这里演示下 ceph daemon ... 命令。admin_socket 线程作用就是监听这类查询命令,返回查询结果。
[root@localhost build]# ./bin/ceph daemon /tmp/ceph-asok.UU2i8r/client.admin.6783.asok help
*** DEVELOPER MODE: setting PATH, PYTHONPATH and LD_LIBRARY_PATH ***
{
"config diff": "dump diff of current config and default config",
"config diff get": "dump diff get <field>: dump diff of current and default config setting <field>",
"config get": "config get <field>: get the config value",
"config help": "get config setting schema and descriptions",
"config set": "config set <field> <val> [<val> ...]: set a config variable",
"config show": "dump current config settings",
"config unset": "config unset <field>: unset a config variable",
"dump_mempools": "get mempool stats",
"get_command_descriptions": "list available commands",
"git_version": "get git sha1",
"help": "list available commands",
"log dump": "dump recent log entries to log file",
"log flush": "flush log entries to log file",
"log reopen": "reopen log file",
"objecter_requests": "show in-progress osd requests",
"perf dump": "dump perfcounters value",
"perf histogram dump": "dump perf histogram values",
"perf histogram schema": "dump perf histogram schema",
"perf reset": "perf reset <name>: perf reset all or one perfcounter name",
"perf schema": "dump perfcounters schema",
"version": "get ceph version"
}
admin_socket 线程在 init() 函数中启动。首先是创建了管道,读取端的文件描述符记录在 m_shutdown_rd_fd 中,写入端的文件描述符记录在 m_shutdown_wr_fd 中。从变量名字也可以看出,该文件描述符的作用是收取关闭信息。退出的信号会写入管道的写入端,而线程会通过多路复用接口,监听读取端,一旦发现 m_shutdown_rd_fd 中读出内容,就关闭线程。线程的入口函数为 AdminSocket::entry(),功能就是循环监听端口,执行命令。

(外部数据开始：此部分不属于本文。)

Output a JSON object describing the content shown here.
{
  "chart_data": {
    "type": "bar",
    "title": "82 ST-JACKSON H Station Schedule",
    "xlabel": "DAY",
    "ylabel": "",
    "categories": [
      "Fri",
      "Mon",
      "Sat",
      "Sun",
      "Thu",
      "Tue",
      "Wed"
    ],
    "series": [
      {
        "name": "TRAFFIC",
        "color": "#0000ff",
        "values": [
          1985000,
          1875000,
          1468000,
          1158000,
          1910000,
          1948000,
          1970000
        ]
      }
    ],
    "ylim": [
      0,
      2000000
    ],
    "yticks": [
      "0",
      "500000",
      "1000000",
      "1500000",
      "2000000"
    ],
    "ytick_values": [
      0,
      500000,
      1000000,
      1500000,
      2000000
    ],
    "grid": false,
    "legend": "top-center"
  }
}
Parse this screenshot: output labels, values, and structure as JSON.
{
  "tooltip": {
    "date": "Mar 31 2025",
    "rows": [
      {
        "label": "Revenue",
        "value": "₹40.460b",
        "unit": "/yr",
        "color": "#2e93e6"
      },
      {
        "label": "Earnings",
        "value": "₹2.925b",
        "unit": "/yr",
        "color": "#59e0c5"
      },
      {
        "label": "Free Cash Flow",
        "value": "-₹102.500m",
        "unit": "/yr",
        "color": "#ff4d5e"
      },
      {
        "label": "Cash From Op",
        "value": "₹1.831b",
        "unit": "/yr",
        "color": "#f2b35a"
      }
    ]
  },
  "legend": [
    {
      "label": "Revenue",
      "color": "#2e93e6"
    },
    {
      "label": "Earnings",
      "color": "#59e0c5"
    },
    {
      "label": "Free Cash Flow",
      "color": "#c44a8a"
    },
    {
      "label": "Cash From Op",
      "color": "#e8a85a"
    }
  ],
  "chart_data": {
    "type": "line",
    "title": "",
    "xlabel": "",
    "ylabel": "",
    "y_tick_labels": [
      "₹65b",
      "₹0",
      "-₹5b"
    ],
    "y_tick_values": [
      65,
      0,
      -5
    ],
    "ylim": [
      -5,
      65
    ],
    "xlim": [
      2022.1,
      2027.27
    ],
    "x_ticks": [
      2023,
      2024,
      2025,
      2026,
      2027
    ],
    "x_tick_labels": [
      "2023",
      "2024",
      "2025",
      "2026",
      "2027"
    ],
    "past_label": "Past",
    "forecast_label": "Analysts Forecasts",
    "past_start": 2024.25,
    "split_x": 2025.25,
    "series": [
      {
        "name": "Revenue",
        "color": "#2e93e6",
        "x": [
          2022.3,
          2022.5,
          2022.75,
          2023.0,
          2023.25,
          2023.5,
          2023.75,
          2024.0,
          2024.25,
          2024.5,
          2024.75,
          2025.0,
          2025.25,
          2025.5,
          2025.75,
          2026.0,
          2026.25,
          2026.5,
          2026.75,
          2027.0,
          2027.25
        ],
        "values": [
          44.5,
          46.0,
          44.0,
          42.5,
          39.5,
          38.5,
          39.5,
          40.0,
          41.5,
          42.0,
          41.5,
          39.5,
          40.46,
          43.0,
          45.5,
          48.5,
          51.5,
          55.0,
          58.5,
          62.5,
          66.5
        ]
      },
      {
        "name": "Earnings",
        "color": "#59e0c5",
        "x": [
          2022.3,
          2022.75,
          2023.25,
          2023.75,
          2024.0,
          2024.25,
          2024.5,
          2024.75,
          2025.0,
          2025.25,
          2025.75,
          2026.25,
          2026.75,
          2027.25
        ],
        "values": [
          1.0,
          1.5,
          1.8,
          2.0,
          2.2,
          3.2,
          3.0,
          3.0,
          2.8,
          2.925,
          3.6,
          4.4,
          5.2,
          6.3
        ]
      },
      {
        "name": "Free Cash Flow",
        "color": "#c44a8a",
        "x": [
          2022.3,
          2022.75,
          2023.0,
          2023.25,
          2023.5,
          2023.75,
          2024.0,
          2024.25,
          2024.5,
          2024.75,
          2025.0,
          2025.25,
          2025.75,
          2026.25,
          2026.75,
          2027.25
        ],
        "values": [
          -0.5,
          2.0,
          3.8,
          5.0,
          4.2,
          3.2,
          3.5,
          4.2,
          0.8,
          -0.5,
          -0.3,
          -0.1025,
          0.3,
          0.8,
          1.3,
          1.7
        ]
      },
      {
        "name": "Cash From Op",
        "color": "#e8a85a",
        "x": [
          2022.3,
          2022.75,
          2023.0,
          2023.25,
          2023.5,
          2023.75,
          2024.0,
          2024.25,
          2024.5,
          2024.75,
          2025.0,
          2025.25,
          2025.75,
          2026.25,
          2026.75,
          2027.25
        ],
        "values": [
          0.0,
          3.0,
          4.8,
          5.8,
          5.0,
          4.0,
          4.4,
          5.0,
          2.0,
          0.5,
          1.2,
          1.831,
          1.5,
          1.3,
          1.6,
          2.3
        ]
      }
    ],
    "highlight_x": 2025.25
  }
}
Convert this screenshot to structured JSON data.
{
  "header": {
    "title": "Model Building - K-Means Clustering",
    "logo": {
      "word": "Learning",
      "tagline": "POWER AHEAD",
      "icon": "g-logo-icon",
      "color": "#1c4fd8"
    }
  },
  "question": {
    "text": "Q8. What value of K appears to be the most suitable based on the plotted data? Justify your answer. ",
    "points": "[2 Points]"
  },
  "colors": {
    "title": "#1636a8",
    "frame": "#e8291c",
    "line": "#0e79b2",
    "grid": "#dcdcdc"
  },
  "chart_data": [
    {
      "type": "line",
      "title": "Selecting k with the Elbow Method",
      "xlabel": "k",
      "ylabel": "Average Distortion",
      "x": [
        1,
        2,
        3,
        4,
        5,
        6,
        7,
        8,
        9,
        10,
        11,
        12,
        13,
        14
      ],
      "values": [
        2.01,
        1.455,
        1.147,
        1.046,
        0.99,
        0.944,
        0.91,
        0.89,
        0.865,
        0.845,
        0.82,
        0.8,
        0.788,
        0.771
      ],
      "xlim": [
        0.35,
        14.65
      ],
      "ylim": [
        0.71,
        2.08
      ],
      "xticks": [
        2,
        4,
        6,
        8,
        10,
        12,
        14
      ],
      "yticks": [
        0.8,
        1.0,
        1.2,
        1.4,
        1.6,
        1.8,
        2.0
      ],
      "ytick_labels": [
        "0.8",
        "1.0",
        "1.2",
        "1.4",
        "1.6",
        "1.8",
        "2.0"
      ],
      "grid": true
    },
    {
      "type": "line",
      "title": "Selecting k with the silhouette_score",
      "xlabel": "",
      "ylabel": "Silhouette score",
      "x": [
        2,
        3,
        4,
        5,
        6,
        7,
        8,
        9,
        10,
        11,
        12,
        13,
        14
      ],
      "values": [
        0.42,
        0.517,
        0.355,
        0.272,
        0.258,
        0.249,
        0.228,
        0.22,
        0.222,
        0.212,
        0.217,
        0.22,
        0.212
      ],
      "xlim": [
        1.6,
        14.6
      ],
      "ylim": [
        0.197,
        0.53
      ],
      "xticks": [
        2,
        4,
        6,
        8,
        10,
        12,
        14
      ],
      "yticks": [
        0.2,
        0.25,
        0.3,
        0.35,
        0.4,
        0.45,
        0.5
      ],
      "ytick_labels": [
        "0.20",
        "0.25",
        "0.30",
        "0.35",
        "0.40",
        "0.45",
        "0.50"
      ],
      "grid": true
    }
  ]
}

bool AdminSocket::init(const std::string& path)
{
ldout(m_cct, 5) << "init " << path << dendl;
/* Set up things for the new thread */
//创建管道
int pipe_rd = -1, pipe_wr = -1;
err = create_shutdown_pipe(&pipe_rd, &pipe_wr);
...
//绑定端口监听端口
int sock_fd;
err = bind_and_listen(path, &sock_fd);
...
/* Create new thread */
th = make_named_thread("admin_socket", &AdminSocket::entry, this);
...
return true;
}
void AdminSocket::entry() noexcept
{
ldout(m_cct, 5) << "entry start" << dendl;
while (true) {
...
if (fds[0].revents & POLLIN) {
// Send out some data
do_accept();
}
if (fds[1].revents & POLLIN) {
// Parent wants us to shut down
return;
}
}
}
common_init_finish() 中就创建了 service 和 admin_socket 线程,功能已经在上文介绍过了,可以看出,common_init_finish() 函数更侧重于一个进程的基础查询服务,包括对内的性能参数监控和对外的参数配置查询接口,它像是在 global_init() 功能之外的一层包装,global_init() 做的更多的是一个个 ceph 子系统或者子模块的基本构,类似操作系统的内核,而 commmon_init_finish() 类似内核之外的监控模块。